Wondering which is currently the strongest model. Is Challenge 1 still the strongest? Also, sh ./download_model.sh 2
seems to save to data/model/model_best_*
, but config.py (and in README) seems to expect it in /data/model/next_generation/*
Hi - new record for gzero (of a different kind - playing equal to ntest level 3 after only 12 hours of training). Discovered a pretty bad bug with PUCT constants this morning, which is the reason for a new run.
Some points:
@richemslie Your implementation using C++ looks very interesting. I'm curious how many self-play games per second or minute you can generate. By taking into account your small architecture, it may be possible to compare your speed with that of Python-only implementations.
@AranKomat - it is hard to give exact numbers for comparison, but using a batch size of 1024 on 1080ti card, it can be 100% saturated with 2 c++ threads. I am seeing 20480 model evaluations, and hence for ~60 moves at 800 evaluations per move, that is 2.3 seconds per game. For the tiny (initial) network (8 res, 64 filters,64 hidden), it took 3 c++ threads to saturate and was about twice as fast (1.1 seconds).
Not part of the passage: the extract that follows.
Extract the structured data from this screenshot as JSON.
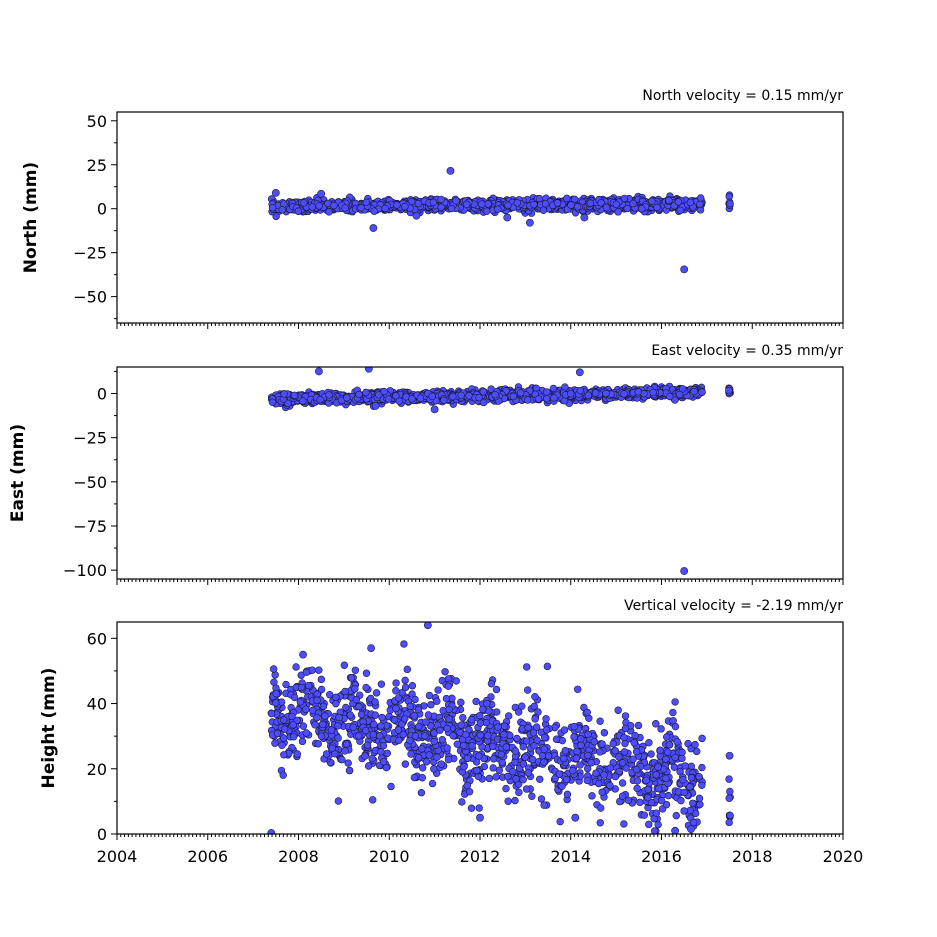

The second card is throttled to prevent overheating it (adding a sleep into my optimised c++ code was painful!) - it roughly works out to 14 seconds per game. Note that the reversi game is defined in a prolog like language, and then interpreted... so if it was a custom reversi implementation in c++ it would be much faster, and it wouldn't require so many threads to saturate the GPU.
@mokemokechicken achieved 22 seconds per game with 256 filters, a single 1080ti and half as many sims/move. I assume it would take 22s per game with two 1080ti's and 800 sims/move. Though arch FLOPS is (256/96)^2~7 times larger, GPU and TF scales weirdly. So, if I assume yours would take 2.3x3 s per game with the same architecture as moke's, the speedup of using C++ is probably 22/(2.3x3)~3.3 times? I'm looking forward to your updates!
@fuzzthink
I am sorry to have confused you.
Wondering which is currently the strongest model. Is Challenge 1 still the strongest?
Now, "challenge 5 model" and "ch5 config" are strongest in my models.
Also, sh ./download_model.sh 2 seems to save to data/model/modelbest, but config.py (and in README) seems to expect it in /data/model/next_generation/
Please remove( or rename) data/model/next_generation/
directory if you want to use "BestModel" at data/model/model_best_*
.
For example,
rm -rf data/model/next_generation/
sh ./download_model.sh 5
# run as wxPython GUI
python src/reversi_zero/run.py play_gui --type ch5
If you want to use as a NBoard engine, please use nboard_engine --type ch5
for the Command.
Please share your reversi model achievement! Models that are not reversi-alpha-zero are also welcome. Battle record, configuration, repository url, comments and so on.